Пятнадцать лет Памела не была во Франции. Она покинула ее в разгар террора, а теперь ею управлял некий Наполеон I Бонапарт. Бедная эмигрантка не могла не вздохнуть с тоской, ступив на землю, которую любила, на которой была счастлива и где теперь была совершенно чужой.
По совету Казимира она никому о себе не объявила. Она и ее покровитель остановились в гостинице в Кале, он под своим собственным именем, она же под именем мадам Дюфур, горничной княгини Стархемберг. Остановились, и что же дальше? В императорской Франции для того, чтобы попасть в Париж, нужен был паспорт, и для иностранки было совсем нелегко его получить, так как закон относительно вернувшихся эмигрантов был необыкновенно суров.
Однако Провидение и на этот раз решило помочь Памеле. Благодаря господину Фуше, своему министру полиции, Наполеон был осведомлен обо всем, что происходило у него в стране. Очень скоро ему стало известно, кто именно скрывается под фамилией госпожи Дюфур. Наполеон дал Фуше распоряжение немедленно выдать Памеле паспорт, который позволит ей быстро добраться до Парижа.
– Женщина, так хорошо осведомленная об Англии, Ирландии, Гамбурге и Соединенных Штатах, может нам быть очень полезна, – объявил Наполеон. – Постарайтесь ее использовать.
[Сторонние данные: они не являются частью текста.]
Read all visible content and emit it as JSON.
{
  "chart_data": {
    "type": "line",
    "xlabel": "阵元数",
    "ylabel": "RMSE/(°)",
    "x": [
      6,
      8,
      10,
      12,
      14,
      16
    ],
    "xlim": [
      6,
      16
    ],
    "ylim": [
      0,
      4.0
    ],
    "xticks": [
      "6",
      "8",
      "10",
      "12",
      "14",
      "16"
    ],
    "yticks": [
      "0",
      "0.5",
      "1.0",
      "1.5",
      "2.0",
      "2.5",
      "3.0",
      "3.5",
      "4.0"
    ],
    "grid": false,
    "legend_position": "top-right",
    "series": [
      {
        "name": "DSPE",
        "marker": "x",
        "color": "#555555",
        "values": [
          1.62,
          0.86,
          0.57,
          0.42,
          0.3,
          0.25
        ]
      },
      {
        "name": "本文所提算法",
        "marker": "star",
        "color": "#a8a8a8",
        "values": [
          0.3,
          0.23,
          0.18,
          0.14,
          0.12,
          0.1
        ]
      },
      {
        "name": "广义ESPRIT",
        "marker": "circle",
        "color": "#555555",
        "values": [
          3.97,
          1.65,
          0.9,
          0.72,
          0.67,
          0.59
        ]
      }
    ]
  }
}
Вот таким образом Памела Питкерн-Фицджеральд вновь увидела Париж, который когда-то так любила и где молодой девушкой пользовалась таким успехом. Париж… Где госпожа де Жанлис, чтобы сводить концы с концами, тоже демократично помогала господину Фуше, раскинувшему свою сеть по всей стране. Она пока еще спокойно жила в великолепной квартире в здании Арсенала, продолжая свои воспитательные эксперименты, заботясь о неведомо где подобранном сироте, которого назвала Альфредом в память о своем знаменитом романе «Сенклер, или Жертва наук и искусств». Заботы о сироте утешали ее, так как обожаемый Казимир постоянно отсутствовал, странствуя по миру вместе с арфой.
Фуше принял Памелу и предложил ей такое же безбедное существование с квартирой и солидным пенсионом взамен сведений, которые она сможет ему поставлять. Так для Памелы начался необыкновенно благополучный период жизни.
Поселившись в элегантной квартире неподалеку от улицы Мон-Блан, Памела зажила весьма приятной жизнью. Она отклонила предложение госпожи де Жанлис, которая хотела устроить ее рядом с Арсеналом. У Памелы не было ни малейшего желания снова жить с этой властной женщиной, которая всегда была для нее скорее школьной учительницей, чем матерью.
В первый раз в жизни Памела наслаждалась полной свободой, она была вдовой и распоряжалась как самой собой, так и своими доходами.